弁護士の法律的見解

 今回の『スシロー』騒動以降も、迷惑行為動画の拡散が後を絶たない状況だが、実際に動画投稿者・撮影者はどんな場合に罪に問われるのだろうか。

ベリーベスト法律事務所杉山大介弁護士は以下のように解説する。

――迷惑行為を実行した男性だけでなく、動画の撮影者・投稿者は罪に当たらないのか?

「法的責任を問う場合、違法行為があったのかが当然の前提になります。

 唾液をつける行為が器物損壊なりで違法だとしても、動画で撮影する行為そのものは違法ではないです。

 違法な行為によって生じた結果は法的な損害ですが、そうではない損害は、法律の関知するところではありません。

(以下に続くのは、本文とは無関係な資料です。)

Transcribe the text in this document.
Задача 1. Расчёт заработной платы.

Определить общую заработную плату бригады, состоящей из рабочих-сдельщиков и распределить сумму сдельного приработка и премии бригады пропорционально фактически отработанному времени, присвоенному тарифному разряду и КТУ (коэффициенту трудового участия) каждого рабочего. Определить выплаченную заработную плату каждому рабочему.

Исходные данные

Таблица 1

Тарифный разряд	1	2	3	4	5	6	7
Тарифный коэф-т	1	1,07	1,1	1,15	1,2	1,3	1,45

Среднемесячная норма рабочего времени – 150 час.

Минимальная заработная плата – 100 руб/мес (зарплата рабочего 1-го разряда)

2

 まず、どこが違法行為なのかという点から考えないと、法律の話においては判断を誤ります」

――どのような場合、動画撮影者・投稿者も共犯となるのか?

「撮影者も違法行為をしていたと言えるのは、元々一緒にこういう行為をしようと打ち合わせていたりと、唾液をつける行為を共同して行ったと評価できる時です。

 この場合、刑法上は共犯という形で、民法上は共同不法行為という形で、法的責任が生じます」

――ネット上で迷惑動画を拡散した場合はどうか?

「拡散した人間などに、そこまでの共同性は認められません。事実を他人に伝えること自体は、本来は適法な行為であり、違法な行為が起きること自体に関与があったという前提がないと、法的な責任を問うことはできません」

 本日10日、『スシロー』騒動での動画の撮影者と、SNS上で最初に動画を拡散させた知人とみられる関係者も含め、計数人を月内に書類送検する方針と共同通信が報じているが、刑法上の共犯、民法上の共同不法行為は認められることになるのだろうか。今後の捜査が待たれる。

お話しを伺ったのは……杉山大介●弁護士。ベルギー育ち。刑事事件を中心に扱う法律事務所を経て、ベリーベスト法律事務所に入所。学生時代には200単位近くを取得するなど知的関心が広く、当事者や問題状況にあわせた、アラカルトなサービスを提供している。趣味はZUMBA、太極拳、ミュージカルなどのステージ観賞。